O processo caminhou e seguimos pela defesa. Durante a audiência, para a surpresa dos desavisados, a vítima relata que na delegacia apresentaram duas imagens: uma do nosso cliente e outra de uma pessoa que nunca saberemos (porque isso não consta nos autos). Vide art. 226, inciso II, do CPP:

a pessoa, cujo reconhecimento se pretender, será colocada, se possível, ao lado de outras que com ela tiverem qualquer semelhança, convidando-se quem tiver de fazer o reconhecimento a apontá-la.

Ora, as chances de uma escolha errônea eram absurdas, sobretudo porque se tratava de um homem da pele escura, o arquétipo eleito do como ideal de criminoso. E se a segunda imagem fosse de uma pessoa totalmente diferente da do nosso cliente? E se ele disputasse sua inocência contra um herói?

Nem tudo aqui é ironia.

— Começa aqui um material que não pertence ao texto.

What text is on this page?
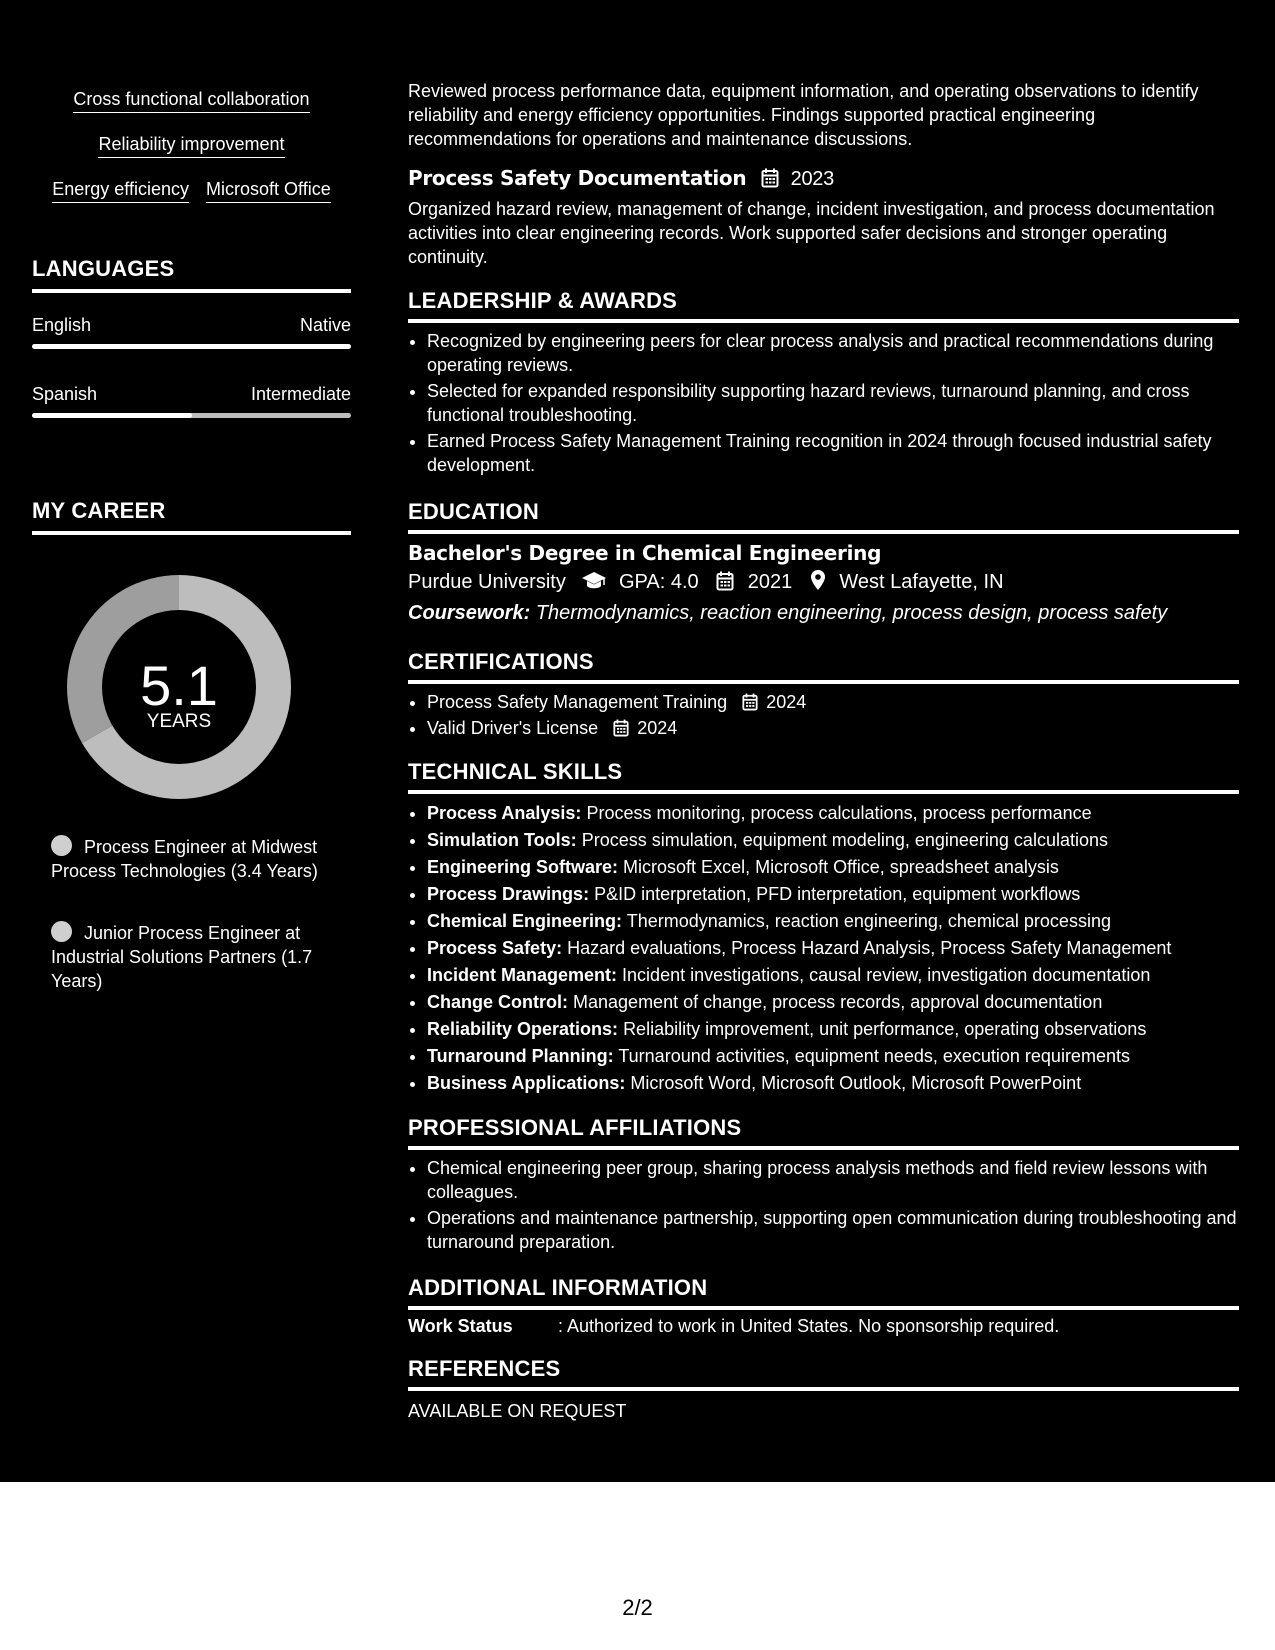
Cross functional collaboration
Reliability improvement
Energy efficiency Microsoft Office
LANGUAGES
English	Native
Spanish	Intermediate
MY CAREER
5.1
YEARS
Process Engineer at Midwest Process Technologies (3.4 Years)
Junior Process Engineer at Industrial Solutions Partners (1.7 Years)
Reviewed process performance data, equipment information, and operating observations to identify reliability and energy efficiency opportunities. Findings supported practical engineering recommendations for operations and maintenance discussions.
Process Safety Documentation 2023
Organized hazard review, management of change, incident investigation, and process documentation activities into clear engineering records. Work supported safer decisions and stronger operating continuity.
LEADERSHIP & AWARDS
• Recognized by engineering peers for clear process analysis and practical recommendations during operating reviews.
• Selected for expanded responsibility supporting hazard reviews, turnaround planning, and cross functional troubleshooting.
• Earned Process Safety Management Training recognition in 2024 through focused industrial safety development.
EDUCATION
Bachelor's Degree in Chemical Engineering
Purdue University	GPA: 4.0 2021 West Lafayette, IN
Coursework: Thermodynamics, reaction engineering, process design, process safety
CERTIFICATIONS
• Process Safety Management Training 2024
• Valid Driver's License 2024
TECHNICAL SKILLS
• Process Analysis: Process monitoring, process calculations, process performance
• Simulation Tools: Process simulation, equipment modeling, engineering calculations
• Engineering Software: Microsoft Excel, Microsoft Office, spreadsheet analysis
• Process Drawings: P&ID interpretation, PFD interpretation, equipment workflows
• Chemical Engineering: Thermodynamics, reaction engineering, chemical processing
• Process Safety: Hazard evaluations, Process Hazard Analysis, Process Safety Management
• Incident Management: Incident investigations, causal review, investigation documentation
• Change Control: Management of change, process records, approval documentation
• Reliability Operations: Reliability improvement, unit performance, operating observations
• Turnaround Planning: Turnaround activities, equipment needs, execution requirements
• Business Applications: Microsoft Word, Microsoft Outlook, Microsoft PowerPoint
PROFESSIONAL AFFILIATIONS
• Chemical engineering peer group, sharing process analysis methods and field review lessons with colleagues.
• Operations and maintenance partnership, supporting open communication during troubleshooting and turnaround preparation.
ADDITIONAL INFORMATION
Work Status	: Authorized to work in United States. No sponsorship required.
REFERENCES
AVAILABLE ON REQUEST
2/2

Creio que o(a) leitor(a), assim como eu, por ser brasileiro está habituado ao descaso, mas sejamos (im)pacientes: a coisa pode piorar.

Muito recentemente a comunidade jurídica foi surpreendida com a notícia de que a Policia Civil do estado do Ceará colocou a fotografia de Michel B. Jordan, conhecido ator norte-americano, no rol de imagens para reconhecimento quando investigava a ocorrência de, pelo menos, cinco homicídios.

Dentre as três imagens que constava no Termo de Reconhecimento Fotográfico da PC/CE uma era a do ator. Ou seja, dois contra o ‘Pantera Negra’.

E se o reconhecedor apontasse o herói americano como autor, haveria a desclassificação para vilão? Não saberemos.

Finalmente, para quem chegou até aqui, no caso a que citamos no início do texto o cidadão foi absolvido em primeira instância.